La scena, molto semplice, affidata alla regia di Matteo Corfiatti. Marco Notaro, invece, ne cura il materiale fotografico. Lui stesso,  Francesco Repice, così come racconta, dai banchi della tribuna stampa degli stadi d’Italia, in Europa e in giro per il mondo, partite e pallone: maglione, pantaloni casual ma non troppo, scarpe abbastanza sportive ed una collana di perle colorate, quasi da surfista. E poi una scrivania semplice, semplice come il bicchiere di birra, da sorseggiare, da ruminare qua e la’, durante e dopo aver fatto sorseggiare e ruminare, parole ed emozioni.

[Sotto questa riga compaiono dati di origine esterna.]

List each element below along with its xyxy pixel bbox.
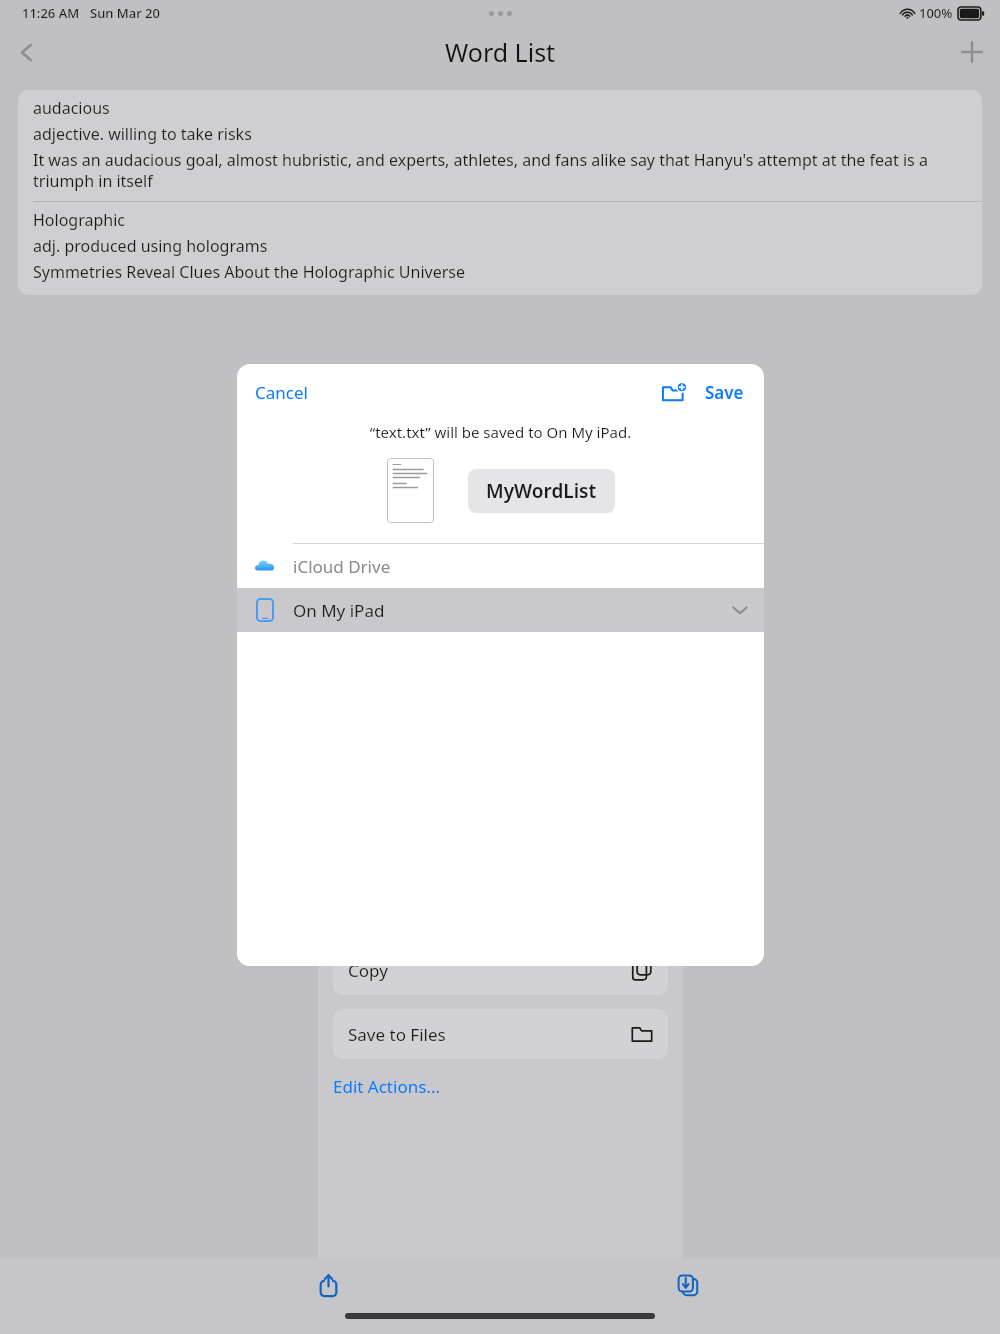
staticText: It was an audacious goal, almost hubrist… bbox=[33, 149, 967, 192]
staticText: Word List bbox=[445, 35, 556, 69]
staticText: On My iPad bbox=[293, 599, 385, 622]
staticText: 11:26 AM bbox=[22, 4, 80, 22]
staticText: 100% bbox=[919, 4, 953, 22]
button[interactable]: Save bbox=[668, 1265, 708, 1305]
staticText: iCloud Drive bbox=[293, 555, 391, 578]
staticText: Cancel bbox=[255, 381, 308, 404]
button[interactable]: Holographic bbox=[18, 202, 982, 295]
staticText: Symmetries Reveal Clues About the Hologr… bbox=[33, 261, 466, 283]
button[interactable]: New Folder bbox=[655, 374, 693, 412]
button[interactable]: Share bbox=[308, 1265, 348, 1305]
button[interactable]: Save to Files bbox=[333, 1009, 668, 1059]
staticText: adj. produced using holograms bbox=[33, 235, 268, 257]
staticText: Edit Actions... bbox=[333, 1075, 440, 1098]
staticText: “text.txt” will be saved to On My iPad. bbox=[237, 422, 764, 442]
staticText: Save bbox=[705, 381, 744, 404]
staticText: Holographic bbox=[33, 209, 125, 231]
button[interactable]: Back bbox=[4, 30, 48, 74]
button[interactable]: Copy bbox=[333, 945, 668, 995]
button[interactable]: Edit Actions... bbox=[333, 1071, 440, 1102]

Due alla fine, le dediche, mission, del resto, di ogni giocatore chi si rispetti, dopo una partita che lo ha visto protagonista. A Denis Bergamini, compianto centrocampista del Cosenza, squadra della città natale di Francesco, del quale già aveva parlato, nel suo primo spettacolo al cosentino Rendano, il 28 febbraio scorso, incentrato su Bergamini e sull’altro compianto Gigi Marulla. Ed a chi, secondo Repice e tanti addetti ai lavori, poteva essere l’erede di Beppe Viola ma purtroppo, la vita, lo ha messo in fuorigioco troppo presto: Alberto D’Aguanno. Uno spettacolo capace di riempirti, di accenderti. E perché la voce degli eroi risuoni e continui a suonare, noi siamo solo chiamati a farla entrare, a togliere dal campo ogni tipo d’intralci. Tipo poco prima del fischio d’inizio, di una partita.